The Riemann Geometry of Space and Gravitational Waves With The Spin $s=1$

TL;DR

This paper explores the Riemann tensor's role in describing gravitational waves, proposing that inhomogeneous media can generate s=1 gravitational waves, expanding the traditional understanding limited to s=2 waves.

Contribution

It introduces a novel perspective that the Weyl tensor describes gravitational waves with spin s=1, differing from the conventional s=2 waves, and links this to inhomogeneous matter media.

Findings

Weyl tensor can describe s=1 gravitational waves.

Inhomogeneous media can generate s=1 gravitational waves.

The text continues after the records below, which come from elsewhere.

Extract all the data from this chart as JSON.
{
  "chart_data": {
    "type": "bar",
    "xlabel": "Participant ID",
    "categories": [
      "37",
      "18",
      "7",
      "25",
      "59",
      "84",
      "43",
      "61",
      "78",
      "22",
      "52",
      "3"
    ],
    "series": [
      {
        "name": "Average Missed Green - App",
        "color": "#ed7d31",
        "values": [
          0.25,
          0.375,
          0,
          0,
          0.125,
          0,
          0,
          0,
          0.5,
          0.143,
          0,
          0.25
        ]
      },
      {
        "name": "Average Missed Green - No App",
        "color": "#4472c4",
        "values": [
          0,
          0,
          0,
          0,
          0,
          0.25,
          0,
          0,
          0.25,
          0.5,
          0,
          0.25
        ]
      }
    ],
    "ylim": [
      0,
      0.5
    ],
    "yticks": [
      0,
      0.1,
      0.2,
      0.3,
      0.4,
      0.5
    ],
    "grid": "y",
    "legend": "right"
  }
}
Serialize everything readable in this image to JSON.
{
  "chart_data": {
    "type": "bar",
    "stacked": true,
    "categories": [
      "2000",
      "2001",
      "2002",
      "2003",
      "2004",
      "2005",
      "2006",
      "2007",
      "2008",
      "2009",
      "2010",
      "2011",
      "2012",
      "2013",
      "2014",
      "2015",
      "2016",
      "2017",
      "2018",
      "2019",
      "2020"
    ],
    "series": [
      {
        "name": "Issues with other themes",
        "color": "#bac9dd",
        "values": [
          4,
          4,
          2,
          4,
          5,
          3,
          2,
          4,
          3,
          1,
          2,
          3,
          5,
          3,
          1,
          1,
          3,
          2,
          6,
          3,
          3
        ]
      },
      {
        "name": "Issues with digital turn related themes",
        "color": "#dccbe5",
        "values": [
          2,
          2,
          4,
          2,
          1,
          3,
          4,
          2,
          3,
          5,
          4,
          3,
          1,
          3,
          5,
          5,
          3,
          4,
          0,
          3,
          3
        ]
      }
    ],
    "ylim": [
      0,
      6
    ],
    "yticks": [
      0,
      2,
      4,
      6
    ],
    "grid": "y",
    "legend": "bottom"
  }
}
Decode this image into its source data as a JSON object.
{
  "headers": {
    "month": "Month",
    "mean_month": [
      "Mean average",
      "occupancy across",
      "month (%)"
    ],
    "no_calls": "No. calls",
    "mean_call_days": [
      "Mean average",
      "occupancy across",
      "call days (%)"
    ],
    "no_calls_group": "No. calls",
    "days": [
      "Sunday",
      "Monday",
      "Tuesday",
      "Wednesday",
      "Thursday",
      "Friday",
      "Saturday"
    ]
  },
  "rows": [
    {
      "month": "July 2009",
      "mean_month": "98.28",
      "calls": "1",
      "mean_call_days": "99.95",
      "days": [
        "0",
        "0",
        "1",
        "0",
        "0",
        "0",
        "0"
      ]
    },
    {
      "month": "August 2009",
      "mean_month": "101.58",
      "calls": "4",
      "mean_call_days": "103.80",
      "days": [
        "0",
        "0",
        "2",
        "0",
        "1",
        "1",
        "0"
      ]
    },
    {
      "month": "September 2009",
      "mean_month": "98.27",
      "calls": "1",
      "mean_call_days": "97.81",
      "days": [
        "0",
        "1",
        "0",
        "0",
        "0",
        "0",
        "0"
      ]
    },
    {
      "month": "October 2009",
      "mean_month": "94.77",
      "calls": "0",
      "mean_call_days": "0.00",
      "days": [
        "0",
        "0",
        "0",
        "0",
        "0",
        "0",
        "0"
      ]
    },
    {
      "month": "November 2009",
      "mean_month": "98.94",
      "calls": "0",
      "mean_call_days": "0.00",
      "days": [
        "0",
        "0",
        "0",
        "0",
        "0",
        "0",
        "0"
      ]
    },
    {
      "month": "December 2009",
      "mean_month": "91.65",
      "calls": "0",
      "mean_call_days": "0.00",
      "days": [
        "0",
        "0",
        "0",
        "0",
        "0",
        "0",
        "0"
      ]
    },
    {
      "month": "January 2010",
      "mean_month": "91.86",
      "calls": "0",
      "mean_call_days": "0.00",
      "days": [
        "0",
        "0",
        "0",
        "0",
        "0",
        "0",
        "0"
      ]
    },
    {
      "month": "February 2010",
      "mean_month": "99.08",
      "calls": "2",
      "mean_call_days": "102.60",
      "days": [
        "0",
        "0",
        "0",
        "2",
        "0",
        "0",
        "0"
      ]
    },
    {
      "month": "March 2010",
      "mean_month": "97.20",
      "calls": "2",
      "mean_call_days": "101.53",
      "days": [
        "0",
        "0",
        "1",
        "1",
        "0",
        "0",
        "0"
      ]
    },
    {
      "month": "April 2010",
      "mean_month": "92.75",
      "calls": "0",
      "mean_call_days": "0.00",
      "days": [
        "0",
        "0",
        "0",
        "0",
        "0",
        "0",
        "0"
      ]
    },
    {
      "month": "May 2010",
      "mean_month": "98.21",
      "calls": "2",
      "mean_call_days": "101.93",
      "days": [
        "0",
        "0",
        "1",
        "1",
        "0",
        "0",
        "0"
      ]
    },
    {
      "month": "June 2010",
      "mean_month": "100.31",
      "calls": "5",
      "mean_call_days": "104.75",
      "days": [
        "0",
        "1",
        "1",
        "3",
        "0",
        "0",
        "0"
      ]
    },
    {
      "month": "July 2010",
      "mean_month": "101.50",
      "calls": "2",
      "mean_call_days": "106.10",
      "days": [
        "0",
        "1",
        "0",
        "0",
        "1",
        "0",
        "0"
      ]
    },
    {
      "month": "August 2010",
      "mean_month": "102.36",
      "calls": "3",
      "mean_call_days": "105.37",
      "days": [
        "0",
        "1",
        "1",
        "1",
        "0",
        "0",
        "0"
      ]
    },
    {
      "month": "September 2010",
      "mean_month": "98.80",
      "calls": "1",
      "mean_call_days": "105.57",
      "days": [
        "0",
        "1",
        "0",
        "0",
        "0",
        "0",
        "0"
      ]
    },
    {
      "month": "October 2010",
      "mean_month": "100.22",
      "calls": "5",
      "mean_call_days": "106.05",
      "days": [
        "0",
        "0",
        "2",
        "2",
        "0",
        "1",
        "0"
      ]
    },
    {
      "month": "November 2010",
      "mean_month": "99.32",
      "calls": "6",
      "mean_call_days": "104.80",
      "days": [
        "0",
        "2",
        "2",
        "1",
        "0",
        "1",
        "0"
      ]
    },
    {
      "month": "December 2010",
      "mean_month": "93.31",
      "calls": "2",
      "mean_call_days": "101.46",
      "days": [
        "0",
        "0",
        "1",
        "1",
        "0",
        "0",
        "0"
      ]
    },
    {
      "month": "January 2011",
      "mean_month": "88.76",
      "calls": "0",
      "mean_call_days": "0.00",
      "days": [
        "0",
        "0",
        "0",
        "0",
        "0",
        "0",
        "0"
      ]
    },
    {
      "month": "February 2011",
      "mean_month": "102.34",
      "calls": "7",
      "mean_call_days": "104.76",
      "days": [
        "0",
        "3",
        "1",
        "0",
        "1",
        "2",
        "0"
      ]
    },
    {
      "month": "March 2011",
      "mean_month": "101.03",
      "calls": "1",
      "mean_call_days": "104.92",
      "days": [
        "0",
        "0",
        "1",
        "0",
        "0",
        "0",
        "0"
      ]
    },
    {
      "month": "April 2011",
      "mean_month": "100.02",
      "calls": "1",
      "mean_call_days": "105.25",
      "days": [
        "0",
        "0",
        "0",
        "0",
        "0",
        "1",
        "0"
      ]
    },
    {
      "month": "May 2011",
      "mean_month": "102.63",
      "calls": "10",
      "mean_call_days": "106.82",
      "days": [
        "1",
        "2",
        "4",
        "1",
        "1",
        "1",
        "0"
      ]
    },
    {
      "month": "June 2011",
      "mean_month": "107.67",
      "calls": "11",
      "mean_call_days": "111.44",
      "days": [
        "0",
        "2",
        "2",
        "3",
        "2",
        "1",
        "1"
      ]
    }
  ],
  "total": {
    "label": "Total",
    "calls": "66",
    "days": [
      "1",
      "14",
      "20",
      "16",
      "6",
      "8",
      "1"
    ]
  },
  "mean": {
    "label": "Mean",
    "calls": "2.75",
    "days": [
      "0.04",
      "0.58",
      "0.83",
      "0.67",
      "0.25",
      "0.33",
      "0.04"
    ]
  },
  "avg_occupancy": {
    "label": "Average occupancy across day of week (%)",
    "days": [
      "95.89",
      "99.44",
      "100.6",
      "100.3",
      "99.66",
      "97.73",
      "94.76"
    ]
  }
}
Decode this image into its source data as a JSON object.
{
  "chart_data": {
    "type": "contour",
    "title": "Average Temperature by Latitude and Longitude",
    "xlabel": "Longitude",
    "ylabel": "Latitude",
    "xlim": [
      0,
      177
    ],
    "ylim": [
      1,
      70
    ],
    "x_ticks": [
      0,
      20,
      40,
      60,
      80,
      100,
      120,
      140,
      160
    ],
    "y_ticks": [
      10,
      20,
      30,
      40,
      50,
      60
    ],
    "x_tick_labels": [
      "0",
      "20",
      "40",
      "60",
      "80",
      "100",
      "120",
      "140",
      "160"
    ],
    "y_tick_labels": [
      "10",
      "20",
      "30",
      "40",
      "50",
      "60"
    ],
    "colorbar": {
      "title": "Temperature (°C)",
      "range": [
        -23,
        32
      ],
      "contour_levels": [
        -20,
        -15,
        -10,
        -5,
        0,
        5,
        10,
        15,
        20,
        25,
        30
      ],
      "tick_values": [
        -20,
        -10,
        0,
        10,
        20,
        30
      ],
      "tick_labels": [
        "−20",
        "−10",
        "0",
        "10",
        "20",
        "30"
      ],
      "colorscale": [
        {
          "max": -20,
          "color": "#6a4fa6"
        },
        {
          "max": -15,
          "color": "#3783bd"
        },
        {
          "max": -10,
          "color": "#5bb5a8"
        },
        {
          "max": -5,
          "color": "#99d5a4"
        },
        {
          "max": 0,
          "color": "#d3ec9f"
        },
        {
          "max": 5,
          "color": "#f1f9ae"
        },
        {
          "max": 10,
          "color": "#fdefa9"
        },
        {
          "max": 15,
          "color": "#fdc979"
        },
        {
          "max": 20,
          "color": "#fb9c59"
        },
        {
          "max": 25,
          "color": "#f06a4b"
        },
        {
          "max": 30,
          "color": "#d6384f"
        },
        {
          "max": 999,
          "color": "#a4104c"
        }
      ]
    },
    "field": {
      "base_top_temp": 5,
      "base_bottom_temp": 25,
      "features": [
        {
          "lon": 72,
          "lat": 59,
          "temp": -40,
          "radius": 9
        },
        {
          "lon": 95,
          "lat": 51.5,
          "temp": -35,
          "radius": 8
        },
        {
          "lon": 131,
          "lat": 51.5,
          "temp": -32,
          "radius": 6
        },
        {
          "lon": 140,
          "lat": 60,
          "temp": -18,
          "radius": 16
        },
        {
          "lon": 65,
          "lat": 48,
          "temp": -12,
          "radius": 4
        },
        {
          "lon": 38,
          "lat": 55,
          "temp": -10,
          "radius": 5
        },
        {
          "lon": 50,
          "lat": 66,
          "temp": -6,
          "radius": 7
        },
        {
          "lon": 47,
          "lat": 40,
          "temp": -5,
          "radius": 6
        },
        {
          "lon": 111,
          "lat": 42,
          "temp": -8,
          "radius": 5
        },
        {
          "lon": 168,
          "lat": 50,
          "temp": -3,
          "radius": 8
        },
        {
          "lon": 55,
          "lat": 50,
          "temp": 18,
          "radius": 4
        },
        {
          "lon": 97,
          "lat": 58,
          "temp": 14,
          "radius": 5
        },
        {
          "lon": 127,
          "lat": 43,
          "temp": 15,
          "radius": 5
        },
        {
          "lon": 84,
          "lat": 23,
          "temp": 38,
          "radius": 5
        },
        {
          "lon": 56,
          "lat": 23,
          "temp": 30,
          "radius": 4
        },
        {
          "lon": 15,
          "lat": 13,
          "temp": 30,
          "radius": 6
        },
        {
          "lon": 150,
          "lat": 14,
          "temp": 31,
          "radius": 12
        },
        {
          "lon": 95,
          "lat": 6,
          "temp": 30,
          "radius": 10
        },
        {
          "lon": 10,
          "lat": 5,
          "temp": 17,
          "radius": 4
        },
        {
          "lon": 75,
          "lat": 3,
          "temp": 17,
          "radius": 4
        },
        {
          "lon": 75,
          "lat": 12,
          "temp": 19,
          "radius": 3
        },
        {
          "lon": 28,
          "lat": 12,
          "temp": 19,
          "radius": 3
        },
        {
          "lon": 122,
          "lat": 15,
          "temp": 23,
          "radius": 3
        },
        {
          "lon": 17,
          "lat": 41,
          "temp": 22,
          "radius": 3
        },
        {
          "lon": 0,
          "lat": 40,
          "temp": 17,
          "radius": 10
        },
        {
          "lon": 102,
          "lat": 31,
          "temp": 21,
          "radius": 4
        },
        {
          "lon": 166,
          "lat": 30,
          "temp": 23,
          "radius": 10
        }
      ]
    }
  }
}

Introduces tensor K_{ik} as an antisymmetric analog to Ricci tensor.

Abstract

It is taken into account that not the Ricci tensor ${R_{il}}$ (Einstein equation), but the Riemann tensor ${R_{iklm}}$ provides the most general description of the space geometry. If ${{R_{il}}=0}$ (the space empty with matter, but it can be occupied by gravitational waves) then ${{R_{iklm}}={C_{iklm}}} $ . The tensor ${C_{iklm}}$ is the Weyl tensor, which disappears by conversion:${{R_{il}}={g^{km}}{R_{iklm}}}$ and we lose all information about the space structure, which is described by ${C_{iklm}}$ .The symmetry of ${R_{il}}$ provides the existents of gravitational waves with the spin s=2. We show that ${C_{iklm}}$ describes gravitational waves with s=1. Such gravitational waves can be created in inhomogeneous media, where the selected directions are determined by derivates of the energy-momentum tensor ${T^m}_{i,k}$ of matter. It is taken into account that gravitation is described not only by the metric tensor $g^{ik} = (1/2)(\gamma^i \gamma^k + \gamma^k \gamma^i)$, but also by the anti-symmetric tensor $\sigma^{ik} = (i/2)({\gamma^i}{\gamma^k} - {\gamma^k}{\gamma^i})$, where ${\gamma^k}(x)$ are Clifford matrices. We show that the tensor ${K_{ik}} = (1/4){\sigma^{lm}} {R_{iklm}}$, is the anty-simmetric analog to the Ricci tensor. The ${K_{lm}}$ describes various kinds of space metrics, not described by the Ricci tensor. It includes the Weyl tensor ${C_{iklm}}$, because $\sigma^{lm} {C_{lmik}}$ is not zero.